The Purdue Neurodevelopmental Family Lab at Purdue University is recruiting participants nationwide for a research study on the early development of children with Angelman syndrome. Families of children ages birth to 48 months are invited to enroll.
The longitudinal study will examine how children with AS and their families develop over time.
- Participation does not involve any travel and can occur from home at a time convenient to you!
- Families complete online forms and optional phone interviews annually for 3+ years.
- The surveys and interviews cover topics about general child development (e.g. thinking, motor, social skills), medical needs, problem behaviors, and child strengths.
- Because children develop within families, Purdue is also asking children’s mothers about their experiences as a parent.
- Each assessment takes 60-90 minutes to complete, and families are provided a $15 gift card per assessment in appreciation of their time.
To enroll, families must meet the following criteria:
- Have a child diagnosed with AS age 48 months or younger
- Family is willing to provide a copy of genetic or medical records verifying AS diagnosis
- Mother is 18 years or older and willing to complete survey and interviews
- Child is biological descendent of mother (e.g. not adopted)
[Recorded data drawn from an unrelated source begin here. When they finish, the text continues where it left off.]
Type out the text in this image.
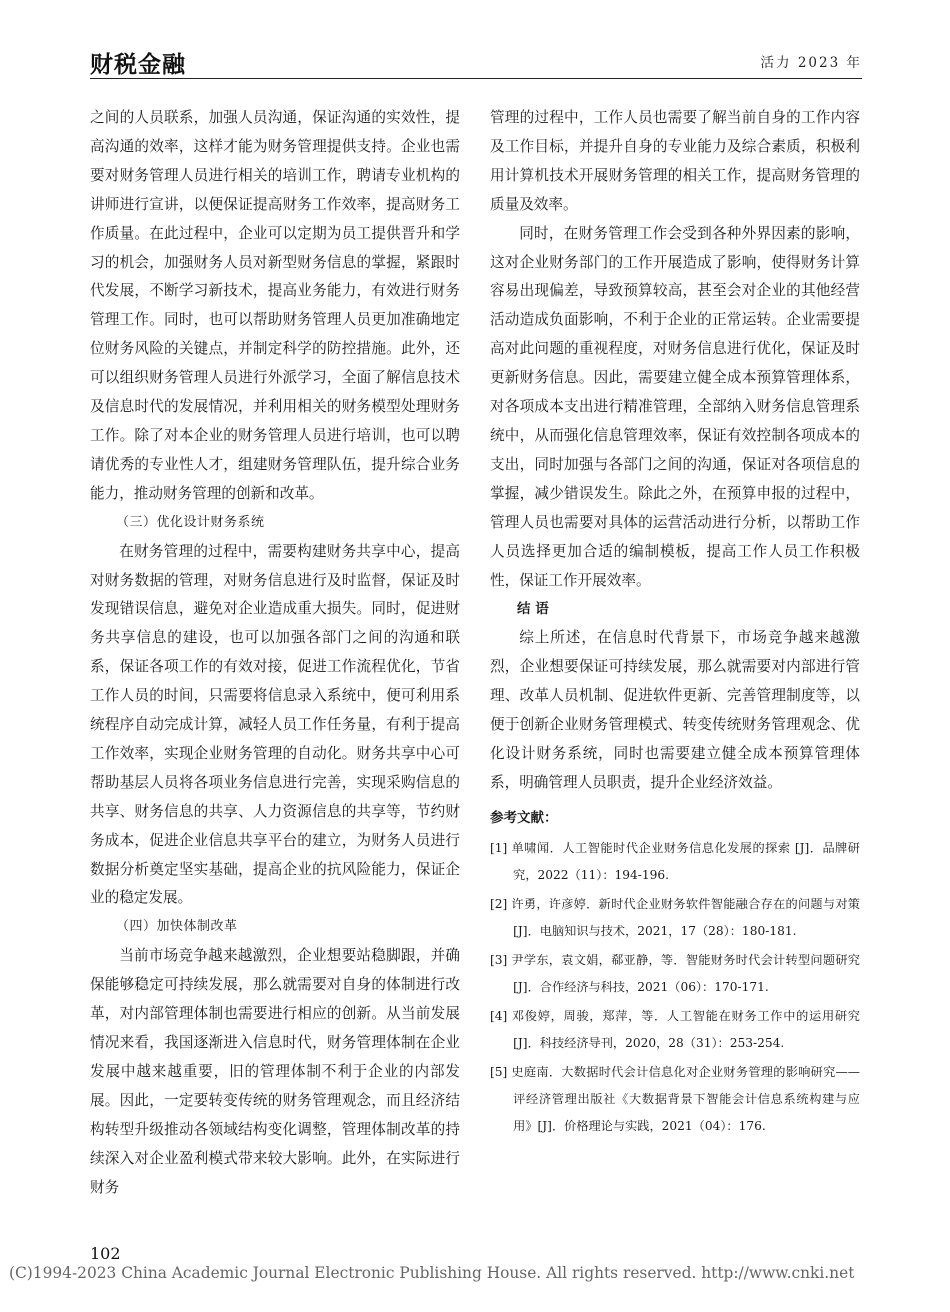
财税金融	活力 2023 年

之间的人员联系，加强人员沟通，保证沟通的实效性，提高沟通的效率，这样才能为财务管理提供支持。企业也需要对财务管理人员进行相关的培训工作，聘请专业机构的讲师进行宣讲，以便保证提高财务工作效率，提高财务工作质量。在此过程中，企业可以定期为员工提供晋升和学习的机会，加强财务人员对新型财务信息的掌握，紧跟时代发展，不断学习新技术，提高业务能力，有效进行财务管理工作。同时，也可以帮助财务管理人员更加准确地定位财务风险的关键点，并制定科学的防控措施。此外，还可以组织财务管理人员进行外派学习，全面了解信息技术及信息时代的发展情况，并利用相关的财务模型处理财务工作。除了对本企业的财务管理人员进行培训，也可以聘请优秀的专业性人才，组建财务管理队伍，提升综合业务能力，推动财务管理的创新和改革。

（三）优化设计财务系统

在财务管理的过程中，需要构建财务共享中心，提高对财务数据的管理，对财务信息进行及时监督，保证及时发现错误信息，避免对企业造成重大损失。同时，促进财务共享信息的建设，也可以加强各部门之间的沟通和联系，保证各项工作的有效对接，促进工作流程优化，节省工作人员的时间，只需要将信息录入系统中，便可利用系统程序自动完成计算，减轻人员工作任务量，有利于提高工作效率，实现企业财务管理的自动化。财务共享中心可帮助基层人员将各项业务信息进行完善，实现采购信息的共享、财务信息的共享、人力资源信息的共享等，节约财务成本，促进企业信息共享平台的建立，为财务人员进行数据分析奠定坚实基础，提高企业的抗风险能力，保证企业的稳定发展。

（四）加快体制改革

当前市场竞争越来越激烈，企业想要站稳脚跟，并确保能够稳定可持续发展，那么就需要对自身的体制进行改革，对内部管理体制也需要进行相应的创新。从当前发展情况来看，我国逐渐进入信息时代，财务管理体制在企业发展中越来越重要，旧的管理体制不利于企业的内部发展。因此，一定要转变传统的财务管理观念，而且经济结构转型升级推动各领域结构变化调整，管理体制改革的持续深入对企业盈利模式带来较大影响。此外，在实际进行财务

管理的过程中，工作人员也需要了解当前自身的工作内容及工作目标，并提升自身的专业能力及综合素质，积极利用计算机技术开展财务管理的相关工作，提高财务管理的质量及效率。

同时，在财务管理工作会受到各种外界因素的影响，这对企业财务部门的工作开展造成了影响，使得财务计算容易出现偏差，导致预算较高，甚至会对企业的其他经营活动造成负面影响，不利于企业的正常运转。企业需要提高对此问题的重视程度，对财务信息进行优化，保证及时更新财务信息。因此，需要建立健全成本预算管理体系，对各项成本支出进行精准管理，全部纳入财务信息管理系统中，从而强化信息管理效率，保证有效控制各项成本的支出，同时加强与各部门之间的沟通，保证对各项信息的掌握，减少错误发生。除此之外，在预算申报的过程中，管理人员也需要对具体的运营活动进行分析，以帮助工作人员选择更加合适的编制模板，提高工作人员工作积极性，保证工作开展效率。

结 语

综上所述，在信息时代背景下，市场竞争越来越激烈，企业想要保证可持续发展，那么就需要对内部进行管理、改革人员机制、促进软件更新、完善管理制度等，以便于创新企业财务管理模式、转变传统财务管理观念、优化设计财务系统，同时也需要建立健全成本预算管理体系，明确管理人员职责，提升企业经济效益。

参考文献：
[1] 单啸闻．人工智能时代企业财务信息化发展的探索 [J]．品牌研究，2022（11）：194-196.
[2] 许勇，许彦婷．新时代企业财务软件智能融合存在的问题与对策 [J]．电脑知识与技术，2021，17（28）：180-181.
[3] 尹学东，袁文娟，郗亚静，等．智能财务时代会计转型问题研究 [J]．合作经济与科技，2021（06）：170-171.
[4] 邓俊婷，周骏，郑萍，等．人工智能在财务工作中的运用研究 [J]．科技经济导刊，2020，28（31）：253-254.
[5] 史庭南．大数据时代会计信息化对企业财务管理的影响研究——评经济管理出版社《大数据背景下智能会计信息系统构建与应用》[J]．价格理论与实践，2021（04）：176.
102
(C)1994-2023 China Academic Journal Electronic Publishing House. All rights reserved. http://www.cnki.net
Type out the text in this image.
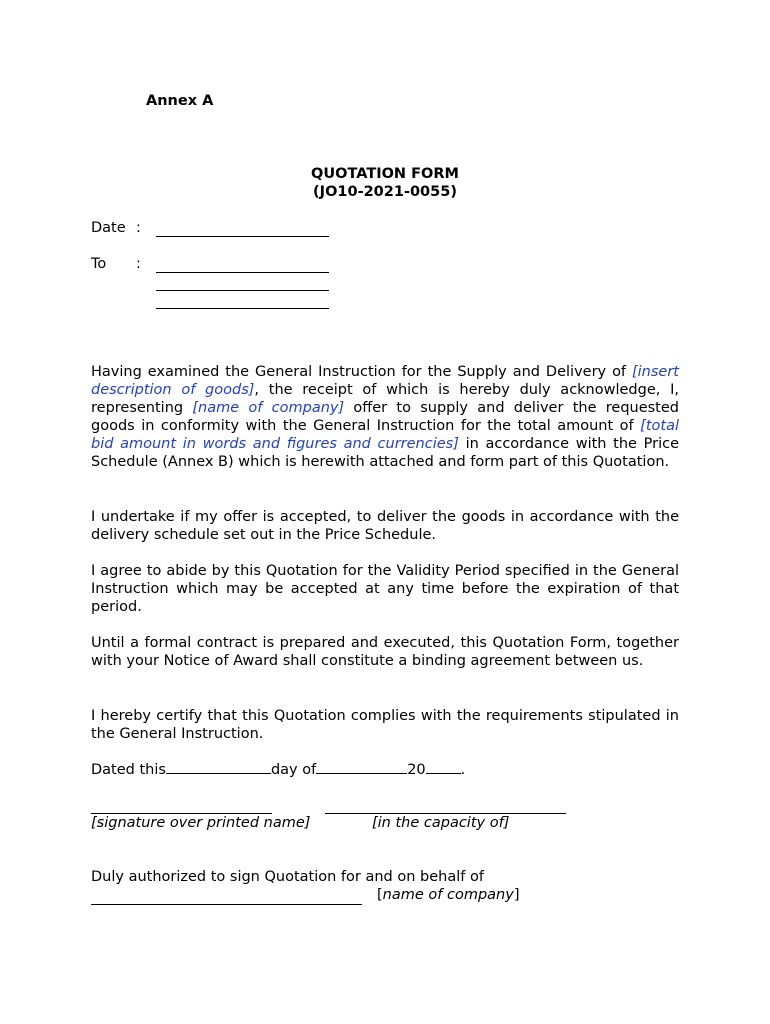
Annex A
QUOTATION FORM
(JO10-2021-0055)
Date :
To :

Having examined the General Instruction for the Supply and Delivery of [insert description of goods], the receipt of which is hereby duly acknowledge, I, representing [name of company] offer to supply and deliver the requested goods in conformity with the General Instruction for the total amount of [total bid amount in words and figures and currencies] in accordance with the Price Schedule (Annex B) which is herewith attached and form part of this Quotation.

I undertake if my offer is accepted, to deliver the goods in accordance with the delivery schedule set out in the Price Schedule.

I agree to abide by this Quotation for the Validity Period specified in the General Instruction which may be accepted at any time before the expiration of that period.

Until a formal contract is prepared and executed, this Quotation Form, together with your Notice of Award shall constitute a binding agreement between us.

I hereby certify that this Quotation complies with the requirements stipulated in the General Instruction.

Dated this	day of	20 .
[signature over printed name]	[in the capacity of]
Duly authorized to sign Quotation for and on behalf of
[name of company]
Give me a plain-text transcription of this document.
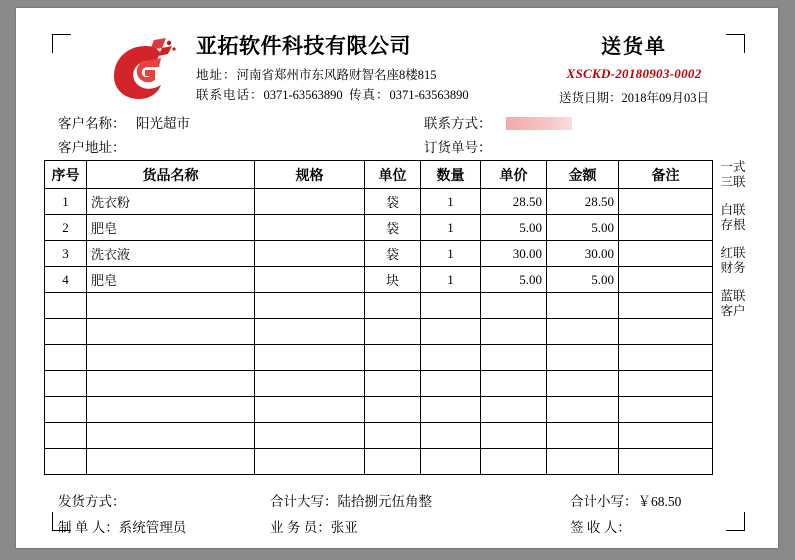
亚拓软件科技有限公司
地址：河南省郑州市东风路财智名座8楼815
联系电话：0371-63563890 传真：0371-63563890
送货单
XSCKD-20180903-0002
送货日期：2018年09月03日
客户名称： 阳光超市	联系方式：
客户地址：	订货单号：
序号	货品名称	规格	单位	数量	单价	金额	备注
1	洗衣粉		袋	1	28.50	28.50	
2	肥皂		袋	1	5.00	5.00	
3	洗衣液		袋	1	30.00	30.00	
4	肥皂		块	1	5.00	5.00	

一式三联
白联存根
红联财务
蓝联客户
发货方式：	合计大写：陆拾捌元伍角整	合计小写：￥68.50
制 单 人：系统管理员	业 务 员：张亚	签 收 人：
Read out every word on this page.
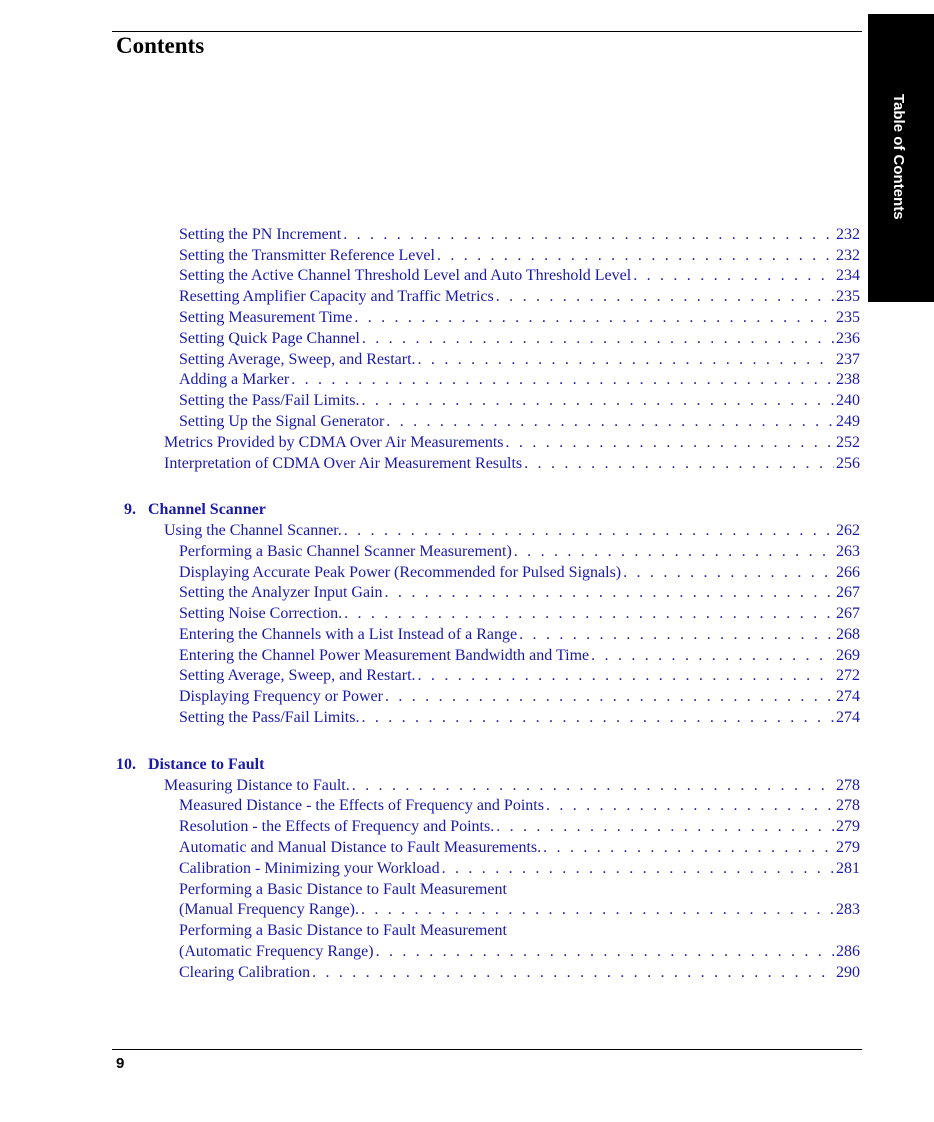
Contents
Table of Contents
Setting the PN Increment . . .	232
Setting the Transmitter Reference Level . . .	232
Setting the Active Channel Threshold Level and Auto Threshold Level . . .	234
Resetting Amplifier Capacity and Traffic Metrics . . .	235
Setting Measurement Time . . .	235
Setting Quick Page Channel . . .	236
Setting Average, Sweep, and Restart. . . .	237
Adding a Marker . . .	238
Setting the Pass/Fail Limits. . . .	240
Setting Up the Signal Generator . . .	249
Metrics Provided by CDMA Over Air Measurements . . .	252
Interpretation of CDMA Over Air Measurement Results . . .	256
9. Channel Scanner
Using the Channel Scanner. . . .	262
Performing a Basic Channel Scanner Measurement) . . .	263
Displaying Accurate Peak Power (Recommended for Pulsed Signals) . . .	266
Setting the Analyzer Input Gain . . .	267
Setting Noise Correction. . . .	267
Entering the Channels with a List Instead of a Range . . .	268
Entering the Channel Power Measurement Bandwidth and Time . . .	269
Setting Average, Sweep, and Restart. . . .	272
Displaying Frequency or Power . . .	274
Setting the Pass/Fail Limits. . . .	274
10. Distance to Fault
Measuring Distance to Fault. . . .	278
Measured Distance - the Effects of Frequency and Points . . .	278
Resolution - the Effects of Frequency and Points. . . .	279
Automatic and Manual Distance to Fault Measurements. . . .	279
Calibration - Minimizing your Workload . . .	281
Performing a Basic Distance to Fault Measurement
(Manual Frequency Range). . . .	283
Performing a Basic Distance to Fault Measurement
(Automatic Frequency Range) . . .	286
Clearing Calibration . . .	290
9
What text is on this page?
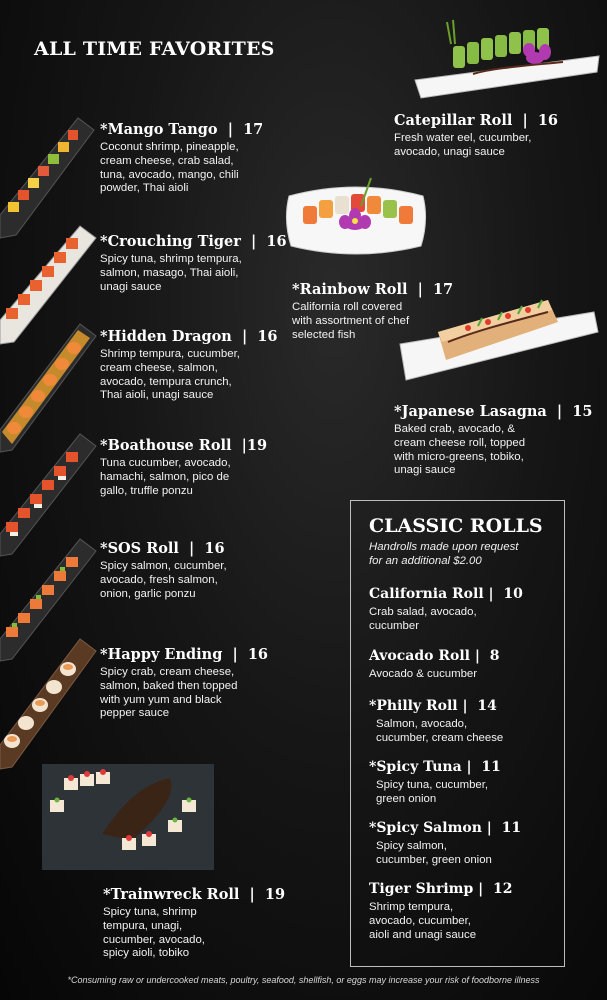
ALL TIME FAVORITES
*Mango Tango  |  17
Coconut shrimp, pineapple,
cream cheese, crab salad,
tuna, avocado, mango, chili
powder, Thai aioli
*Crouching Tiger  |  16
Spicy tuna, shrimp tempura,
salmon, masago, Thai aioli,
unagi sauce
*Hidden Dragon  |  16
Shrimp tempura, cucumber,
cream cheese, salmon,
avocado, tempura crunch,
Thai aioli, unagi sauce
*Boathouse Roll  |19
Tuna cucumber, avocado,
hamachi, salmon, pico de
gallo, truffle ponzu
*SOS Roll  |  16
Spicy salmon, cucumber,
avocado, fresh salmon,
onion, garlic ponzu
*Happy Ending  |  16
Spicy crab, cream cheese,
salmon, baked then topped
with yum yum and black
pepper sauce
*Trainwreck Roll  |  19
Spicy tuna, shrimp
tempura, unagi,
cucumber, avocado,
spicy aioli, tobiko
Catepillar Roll  |  16
Fresh water eel, cucumber,
avocado, unagi sauce
*Rainbow Roll  |  17
California roll covered
with assortment of chef
selected fish
*Japanese Lasagna  |  15
Baked crab, avocado, &
cream cheese roll, topped
with micro-greens, tobiko,
unagi sauce
CLASSIC ROLLS
Handrolls made upon request
for an additional $2.00
California Roll |  10
Crab salad, avocado,
cucumber
Avocado Roll |  8
Avocado & cucumber
*Philly Roll |  14
Salmon, avocado,
cucumber, cream cheese
*Spicy Tuna |  11
Spicy tuna, cucumber,
green onion
*Spicy Salmon |  11
Spicy salmon,
cucumber, green onion
Tiger Shrimp |  12
Shrimp tempura,
avocado, cucumber,
aioli and unagi sauce
*Consuming raw or undercooked meats, poultry, seafood, shellfish, or eggs may increase your risk of foodborne illness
Parents’ responses will help researchers better understand the unique strengths and needs of young children with AS, potentially informing stronger early interventions, treatments, and community supports. There is no direct benefit to the families or children for enrolling in the study. Risks associated with participation are minimal but may include discomfort answering personal questions during the interview and potential breeches of confidentiality. Parents have the option to decline participation in any study component they are not comfortable completing, and may discontinue participation in the study at any time. Responses are kept confidential and are not linked to the child’s or family’s name.
For more information, contact the Neurodevelopmental Family Lab at NDDFamilyLab@purdue.edu. The study coordinator, Dr. Bridgette Tonnsen, will contact families to determine eligibility and answer any questions about the project.
The Angelman Syndrome Foundation does not endorse any clinical trial or study, but provides information to the AS community for its own consideration.